Il governo ha adottato, fino ad oggi, una comunicazione evasiva. Le informazioni fornite sul sito dell’UFSP sono generiche, rassicuranti, ma omettono le parti più controverse dell’accordo. La pubblicazione dei risultati della consultazione sulla revisione del RSI è prevista solo a fine giugno, ossia dopo la sessione estiva del Parlamento e a pochi giorni dalla scadenza del termine legale. Una tempistica che appare quanto meno sospetta e che rende impossibile una discussione parlamentare adeguata.
Wyssmann ha denunciato, attraverso la “notifica di vigilanza”, il rischio concreto che il Parlamento venga bypassato e ha chiesto che il dossier sia iscritto all’ordine del giorno immediatamente, per garantire una presa di posizione chiara prima del 19 luglio. Ricorda inoltre che la Costituzione federale (art. 169) conferisce al Parlamento l’alta vigilanza sull’attività del Consiglio federale, e che l’esecutivo non può decidere unilateralmente su questioni di tale portata.
È lecito chiedersi: il Consiglio federale intende volontariamente lasciar scadere il termine, per evitare un confronto parlamentare e popolare? E se sì, quali sono le conseguenze democratiche di un simile atto?
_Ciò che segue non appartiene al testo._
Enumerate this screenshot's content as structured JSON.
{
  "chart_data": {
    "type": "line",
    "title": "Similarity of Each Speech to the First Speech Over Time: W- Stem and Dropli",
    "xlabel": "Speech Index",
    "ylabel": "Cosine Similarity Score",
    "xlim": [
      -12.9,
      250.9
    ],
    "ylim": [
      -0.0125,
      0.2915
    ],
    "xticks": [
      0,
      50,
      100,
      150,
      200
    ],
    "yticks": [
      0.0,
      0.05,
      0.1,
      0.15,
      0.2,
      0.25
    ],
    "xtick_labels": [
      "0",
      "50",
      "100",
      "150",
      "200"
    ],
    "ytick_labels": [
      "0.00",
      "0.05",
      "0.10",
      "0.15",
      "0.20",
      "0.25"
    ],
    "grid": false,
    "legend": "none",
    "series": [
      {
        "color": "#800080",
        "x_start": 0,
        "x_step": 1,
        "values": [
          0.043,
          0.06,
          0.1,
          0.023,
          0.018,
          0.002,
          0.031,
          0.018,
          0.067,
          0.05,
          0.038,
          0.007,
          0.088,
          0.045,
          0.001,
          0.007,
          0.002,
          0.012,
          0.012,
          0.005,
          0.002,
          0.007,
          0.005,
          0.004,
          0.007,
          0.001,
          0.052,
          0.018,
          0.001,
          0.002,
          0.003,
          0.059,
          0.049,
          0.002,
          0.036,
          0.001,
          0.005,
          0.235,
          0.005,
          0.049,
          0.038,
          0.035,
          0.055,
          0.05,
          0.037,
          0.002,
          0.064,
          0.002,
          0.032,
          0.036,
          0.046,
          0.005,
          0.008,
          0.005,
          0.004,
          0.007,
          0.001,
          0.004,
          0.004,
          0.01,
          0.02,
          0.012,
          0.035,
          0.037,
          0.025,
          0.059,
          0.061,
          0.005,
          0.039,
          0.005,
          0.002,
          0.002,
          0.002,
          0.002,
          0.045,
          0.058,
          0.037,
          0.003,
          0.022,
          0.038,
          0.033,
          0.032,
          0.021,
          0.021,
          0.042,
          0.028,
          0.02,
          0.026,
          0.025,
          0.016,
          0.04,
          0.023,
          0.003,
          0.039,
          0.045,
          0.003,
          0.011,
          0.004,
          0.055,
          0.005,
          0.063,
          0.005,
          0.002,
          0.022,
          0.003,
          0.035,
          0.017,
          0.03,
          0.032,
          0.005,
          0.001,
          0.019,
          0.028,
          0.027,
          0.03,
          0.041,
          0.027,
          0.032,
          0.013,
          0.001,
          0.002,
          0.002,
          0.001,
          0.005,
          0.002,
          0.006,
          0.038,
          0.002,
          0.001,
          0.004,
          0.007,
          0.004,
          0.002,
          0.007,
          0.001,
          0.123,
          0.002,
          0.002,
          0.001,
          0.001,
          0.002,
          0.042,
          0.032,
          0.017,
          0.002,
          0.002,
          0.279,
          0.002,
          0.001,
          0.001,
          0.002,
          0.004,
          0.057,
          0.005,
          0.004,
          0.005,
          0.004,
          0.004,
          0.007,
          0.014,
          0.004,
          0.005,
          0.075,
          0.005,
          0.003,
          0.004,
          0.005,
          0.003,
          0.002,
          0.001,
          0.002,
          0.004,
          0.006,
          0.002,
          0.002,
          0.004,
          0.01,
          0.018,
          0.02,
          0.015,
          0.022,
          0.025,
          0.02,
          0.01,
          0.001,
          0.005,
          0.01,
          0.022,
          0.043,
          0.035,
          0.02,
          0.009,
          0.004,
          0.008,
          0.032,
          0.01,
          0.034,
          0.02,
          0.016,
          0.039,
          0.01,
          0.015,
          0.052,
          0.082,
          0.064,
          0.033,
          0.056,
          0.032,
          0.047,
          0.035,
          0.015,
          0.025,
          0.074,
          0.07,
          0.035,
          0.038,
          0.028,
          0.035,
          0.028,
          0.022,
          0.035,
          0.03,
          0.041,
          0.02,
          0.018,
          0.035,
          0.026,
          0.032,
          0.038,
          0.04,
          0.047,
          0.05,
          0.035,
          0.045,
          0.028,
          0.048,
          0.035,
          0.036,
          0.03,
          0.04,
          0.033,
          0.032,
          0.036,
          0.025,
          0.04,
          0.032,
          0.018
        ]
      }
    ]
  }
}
Se la Svizzera vuole rimanere uno Stato di diritto, con una politica sanitaria decisa dai suoi cittadini e non da tecnocrati globali, allora il Consiglio federale deve esercitare il suo diritto di opposizione entro il termine previsto. Rinunciare a questa possibilità significa tradire la volontà del Parlamento, ignorare la voce del popolo e compromettere la democrazia svizzera.
È tempo che la cittadinanza venga pienamente informata. E che i suoi rappresentanti alzino la voce.